Little, Brown, 2019.
Hardcover Picture Book, 32 pp.
Ping was a source of curiosity, that cover and how it landed it on all the lists. Oh, my. Think how picture books like Yamada’s question series (What Do You Do with an Idea? …a Problem?, etc.) resonate with an adult readership, to say nothing of the child audiences. Ping is one I will be recommending to my creative friends who’ve put themselves out there on social media.
Ani Castillo uses the game of Ping Pong to talk about the call and response of relationships. Our Ping may receive a Pong in response and that response can be any number of “feelings, intentions, or ideas” (jacket copy). What I love is how Castillo reminds us that “although it’s good to image the best possible Ping. It helps to remember that it is not up to you.” She acknowledges how Pongs aren’t always going to be positive, but continues on, herself, in the positive, encouraging the reader to Ping “freely”, “curiously”, “mindfully”, etc. And she includes the reminder that after we Ping, there is a time to wait for the Pong.

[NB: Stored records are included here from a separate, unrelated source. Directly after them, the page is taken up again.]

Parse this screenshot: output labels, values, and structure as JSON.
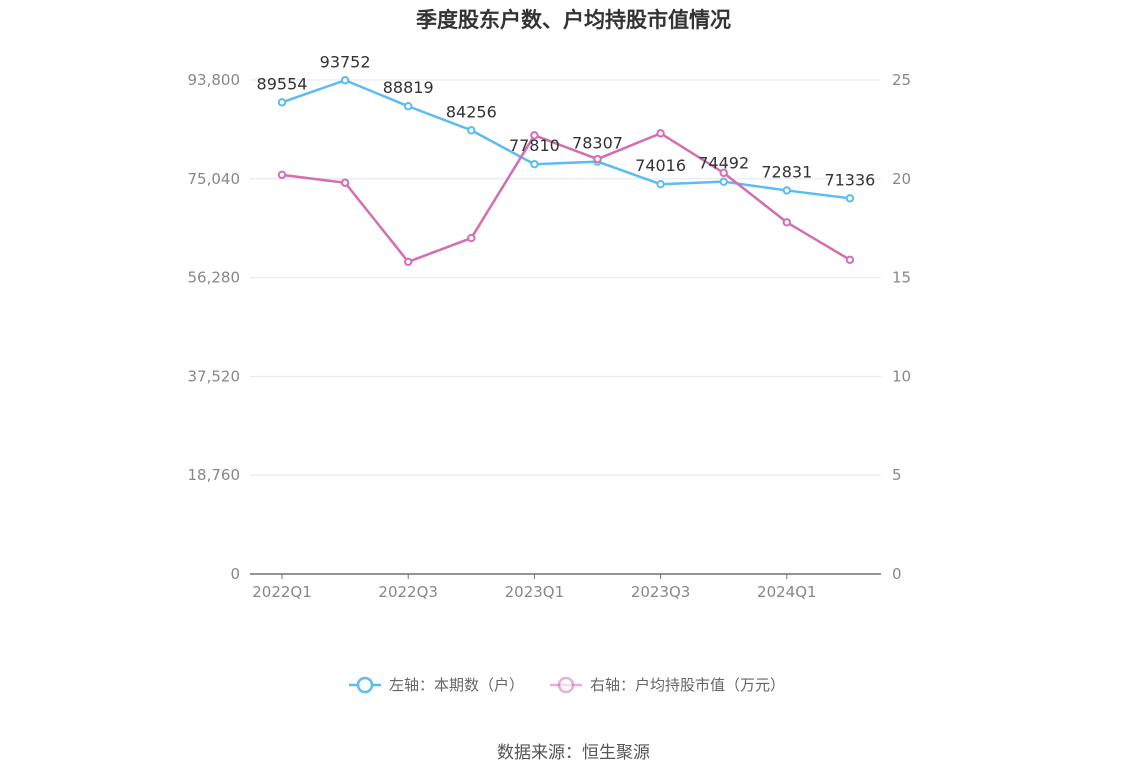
{
  "title": "季度股东户数、户均持股市值情况",
  "source": "数据来源：恒生聚源",
  "chart_data": {
    "type": "line",
    "title": "季度股东户数、户均持股市值情况",
    "x_tick_labels": [
      "2022Q1",
      "2022Q3",
      "2023Q1",
      "2023Q3",
      "2024Q1"
    ],
    "categories": [
      "2022Q1",
      "2022Q2",
      "2022Q3",
      "2022Q4",
      "2023Q1",
      "2023Q2",
      "2023Q3",
      "2023Q4",
      "2024Q1",
      "2024Q2"
    ],
    "y_left": {
      "ylim": [
        0,
        93800
      ],
      "ticks": [
        "0",
        "18,760",
        "37,520",
        "56,280",
        "75,040",
        "93,800"
      ]
    },
    "y_right": {
      "ylim": [
        0,
        25
      ],
      "ticks": [
        "0",
        "5",
        "10",
        "15",
        "20",
        "25"
      ]
    },
    "series": [
      {
        "name": "左轴：本期数（户）",
        "axis": "left",
        "color": "#5bbcf0",
        "values": [
          89554,
          93752,
          88819,
          84256,
          77810,
          78307,
          74016,
          74492,
          72831,
          71336
        ],
        "labels": [
          "89554",
          "93752",
          "88819",
          "84256",
          "77810",
          "78307",
          "74016",
          "74492",
          "72831",
          "71336"
        ]
      },
      {
        "name": "右轴：户均持股市值（万元）",
        "axis": "right",
        "color": "#d46eb3",
        "values": [
          20.2,
          19.8,
          15.8,
          17.0,
          22.2,
          21.0,
          22.3,
          20.3,
          17.8,
          15.9
        ]
      }
    ],
    "grid": true,
    "legend_position": "bottom"
  }
}
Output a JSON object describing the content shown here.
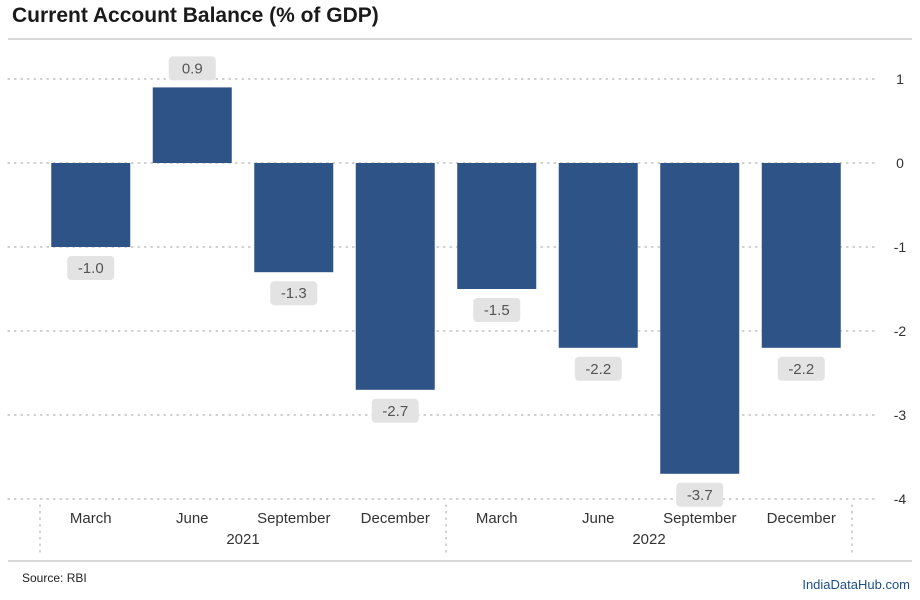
{
  "chart_data": {
    "type": "bar",
    "title": "Current Account Balance (% of GDP)",
    "categories": [
      "March",
      "June",
      "September",
      "December",
      "March",
      "June",
      "September",
      "December"
    ],
    "groups": [
      {
        "label": "2021",
        "count": 4
      },
      {
        "label": "2022",
        "count": 4
      }
    ],
    "values": [
      -1.0,
      0.9,
      -1.3,
      -2.7,
      -1.5,
      -2.2,
      -3.7,
      -2.2
    ],
    "data_labels": [
      "-1.0",
      "0.9",
      "-1.3",
      "-2.7",
      "-1.5",
      "-2.2",
      "-3.7",
      "-2.2"
    ],
    "yticks": [
      1,
      0,
      -1,
      -2,
      -3,
      -4
    ],
    "ylim": [
      -4,
      1
    ],
    "y_axis_side": "right",
    "grid": "dotted horizontal",
    "bar_color": "#2e5386",
    "label_box_color": "#e3e3e3"
  },
  "footer": {
    "source": "Source: RBI",
    "credit": "IndiaDataHub.com"
  }
}
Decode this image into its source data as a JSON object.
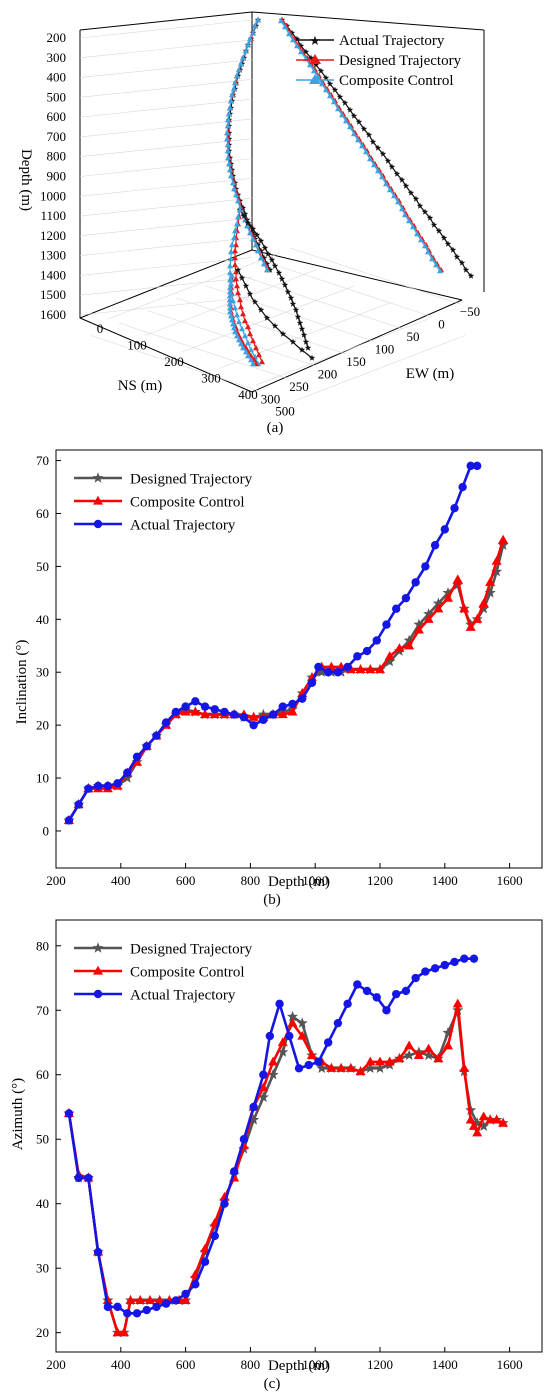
{
  "panel_a": {
    "caption": "(a)",
    "legend": [
      "Actual Trajectory",
      "Designed Trajectory",
      "Composite Control"
    ],
    "colors": {
      "actual": "#111111",
      "designed": "#e41a1c",
      "composite": "#3aa3e3"
    },
    "depth_label": "Depth (m)",
    "depth_ticks": [
      "200",
      "300",
      "400",
      "500",
      "600",
      "700",
      "800",
      "900",
      "1000",
      "1100",
      "1200",
      "1300",
      "1400",
      "1500",
      "1600"
    ],
    "ns_label": "NS (m)",
    "ns_ticks": [
      "0",
      "100",
      "200",
      "300",
      "400",
      "500"
    ],
    "ew_label": "EW (m)",
    "ew_ticks": [
      "−50",
      "0",
      "50",
      "100",
      "150",
      "200",
      "250",
      "300"
    ]
  },
  "chart_data": [
    {
      "type": "line",
      "caption": "(b)",
      "xlabel": "Depth (m)",
      "ylabel": "Inclination (°)",
      "xlim": [
        200,
        1700
      ],
      "ylim": [
        -7,
        72
      ],
      "xticks": [
        200,
        400,
        600,
        800,
        1000,
        1200,
        1400,
        1600
      ],
      "yticks": [
        0,
        10,
        20,
        30,
        40,
        50,
        60,
        70
      ],
      "series": [
        {
          "name": "Designed Trajectory",
          "color": "#555555",
          "marker": "star",
          "x": [
            240,
            270,
            300,
            330,
            360,
            390,
            420,
            450,
            480,
            510,
            540,
            570,
            600,
            630,
            660,
            690,
            720,
            750,
            780,
            810,
            840,
            870,
            900,
            930,
            960,
            990,
            1020,
            1050,
            1080,
            1110,
            1140,
            1170,
            1200,
            1230,
            1260,
            1290,
            1320,
            1350,
            1380,
            1410,
            1440,
            1460,
            1480,
            1500,
            1520,
            1540,
            1560,
            1580
          ],
          "y": [
            2,
            5,
            8,
            8.5,
            8.5,
            8.5,
            10,
            13,
            16,
            18,
            20,
            22,
            23,
            22.5,
            22,
            22,
            22,
            22,
            21.5,
            21.5,
            22,
            22,
            22.5,
            23,
            26,
            29,
            30,
            30,
            30,
            30.5,
            30.5,
            30.5,
            30.5,
            32,
            34,
            36,
            39,
            41,
            43,
            45,
            46.5,
            42,
            39,
            40,
            42,
            45,
            49,
            54
          ]
        },
        {
          "name": "Composite Control",
          "color": "#ff0000",
          "marker": "triangle",
          "x": [
            240,
            270,
            300,
            330,
            360,
            390,
            420,
            450,
            480,
            510,
            540,
            570,
            600,
            630,
            660,
            690,
            720,
            750,
            780,
            810,
            840,
            870,
            900,
            930,
            960,
            990,
            1020,
            1050,
            1080,
            1110,
            1140,
            1170,
            1200,
            1230,
            1260,
            1290,
            1320,
            1350,
            1380,
            1410,
            1440,
            1460,
            1480,
            1500,
            1520,
            1540,
            1560,
            1580
          ],
          "y": [
            2,
            5,
            8,
            8,
            8,
            8.5,
            11,
            13,
            16,
            18,
            20,
            22,
            22.5,
            22.5,
            22,
            22,
            22,
            22,
            22,
            21.5,
            21.5,
            22,
            22,
            22.5,
            26,
            29,
            31,
            31,
            31,
            30.5,
            30.5,
            30.5,
            30.5,
            33,
            34.5,
            35,
            38,
            40,
            42,
            44,
            47.5,
            42,
            38.5,
            40,
            43,
            47,
            51,
            55
          ]
        },
        {
          "name": "Actual Trajectory",
          "color": "#1515e6",
          "marker": "circle",
          "x": [
            240,
            270,
            300,
            330,
            360,
            390,
            420,
            450,
            480,
            510,
            540,
            570,
            600,
            630,
            660,
            690,
            720,
            750,
            780,
            810,
            840,
            870,
            900,
            930,
            960,
            990,
            1010,
            1040,
            1070,
            1100,
            1130,
            1160,
            1190,
            1220,
            1250,
            1280,
            1310,
            1340,
            1370,
            1400,
            1430,
            1455,
            1480,
            1500
          ],
          "y": [
            2,
            5,
            8,
            8.5,
            8.5,
            9,
            11,
            14,
            16,
            18,
            20.5,
            22.5,
            23.5,
            24.5,
            23.5,
            23,
            22.5,
            22,
            21.5,
            20,
            21,
            22,
            23.5,
            24,
            25,
            28,
            31,
            30,
            30,
            31,
            33,
            34,
            36,
            39,
            42,
            44,
            47,
            50,
            54,
            57,
            61,
            65,
            69,
            69
          ]
        }
      ]
    },
    {
      "type": "line",
      "caption": "(c)",
      "xlabel": "Depth (m)",
      "ylabel": "Azimuth (°)",
      "xlim": [
        200,
        1700
      ],
      "ylim": [
        17,
        84
      ],
      "xticks": [
        200,
        400,
        600,
        800,
        1000,
        1200,
        1400,
        1600
      ],
      "yticks": [
        20,
        30,
        40,
        50,
        60,
        70,
        80
      ],
      "series": [
        {
          "name": "Designed Trajectory",
          "color": "#555555",
          "marker": "star",
          "x": [
            240,
            270,
            300,
            330,
            360,
            390,
            410,
            430,
            460,
            490,
            520,
            550,
            580,
            600,
            630,
            660,
            690,
            720,
            750,
            780,
            810,
            840,
            870,
            900,
            930,
            960,
            990,
            1020,
            1050,
            1080,
            1110,
            1140,
            1170,
            1200,
            1230,
            1260,
            1290,
            1320,
            1350,
            1380,
            1410,
            1440,
            1460,
            1480,
            1500,
            1520,
            1540,
            1560,
            1580
          ],
          "y": [
            54,
            44,
            44,
            32.5,
            25,
            20,
            20,
            25,
            25,
            25,
            25,
            25,
            25,
            25,
            28.5,
            32.5,
            36.5,
            40.5,
            44.5,
            48.5,
            53,
            56.5,
            60,
            63.5,
            69,
            68,
            63,
            61,
            61,
            61,
            61,
            60.5,
            61,
            61,
            61.5,
            62.5,
            63,
            63.5,
            63,
            62.5,
            66.5,
            70,
            60.5,
            54.5,
            52.5,
            52,
            53,
            53,
            52.5
          ]
        },
        {
          "name": "Composite Control",
          "color": "#ff0000",
          "marker": "triangle",
          "x": [
            240,
            270,
            300,
            330,
            360,
            390,
            410,
            430,
            460,
            490,
            520,
            550,
            580,
            600,
            630,
            660,
            690,
            720,
            750,
            780,
            810,
            840,
            870,
            900,
            930,
            960,
            990,
            1020,
            1050,
            1080,
            1110,
            1140,
            1170,
            1200,
            1230,
            1260,
            1290,
            1320,
            1350,
            1380,
            1410,
            1440,
            1460,
            1480,
            1490,
            1500,
            1520,
            1540,
            1560,
            1580
          ],
          "y": [
            54,
            44.5,
            44,
            32.5,
            25,
            20,
            20,
            25,
            25,
            25,
            25,
            25,
            25,
            25,
            29,
            33,
            37,
            41,
            44,
            49,
            55,
            58,
            62,
            65,
            68,
            66,
            63,
            62,
            61,
            61,
            61,
            60.5,
            62,
            62,
            62,
            62.5,
            64.5,
            63,
            64,
            62.5,
            64.5,
            71,
            61,
            53,
            52,
            51,
            53.5,
            53,
            53,
            52.5
          ]
        },
        {
          "name": "Actual Trajectory",
          "color": "#1515e6",
          "marker": "circle",
          "x": [
            240,
            270,
            300,
            330,
            360,
            390,
            420,
            450,
            480,
            510,
            540,
            570,
            600,
            630,
            660,
            690,
            720,
            750,
            780,
            810,
            840,
            860,
            890,
            920,
            950,
            980,
            1010,
            1040,
            1070,
            1100,
            1130,
            1160,
            1190,
            1220,
            1250,
            1280,
            1310,
            1340,
            1370,
            1400,
            1430,
            1460,
            1490
          ],
          "y": [
            54,
            44,
            44,
            32.5,
            24,
            24,
            23,
            23,
            23.5,
            24,
            24.5,
            25,
            26,
            27.5,
            31,
            35,
            40,
            45,
            50,
            55,
            60,
            66,
            71,
            66,
            61,
            61.5,
            62,
            65,
            68,
            71,
            74,
            73,
            72,
            70,
            72.5,
            73,
            75,
            76,
            76.5,
            77,
            77.5,
            78,
            78
          ]
        }
      ]
    }
  ]
}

As with the game, after we Ping, we anticipate a Pong, and Castillo takes time to explore what that could look like.
The illustrations are bright and expressive, as straightforward and as certain as the text (which is big enough for your beginning readers). The inspirational listings of how we can Ping are accompanied by simple action-focused-images that could translate into adding options of your own.
Castillo’s use of my favorite color notwithstanding, I’m so excited about this picture book. I would’ve owned it with the daughter (I might still with her aged 19.) It’s a good gift, to yourself, or to anyone one special in your life whether they are an adult or child.
Recommended for all the libraries.
Ani Castillo is a cartoonist, illustrator, and teacher who was born in Guadalajara, Mexico and now lives in Canada.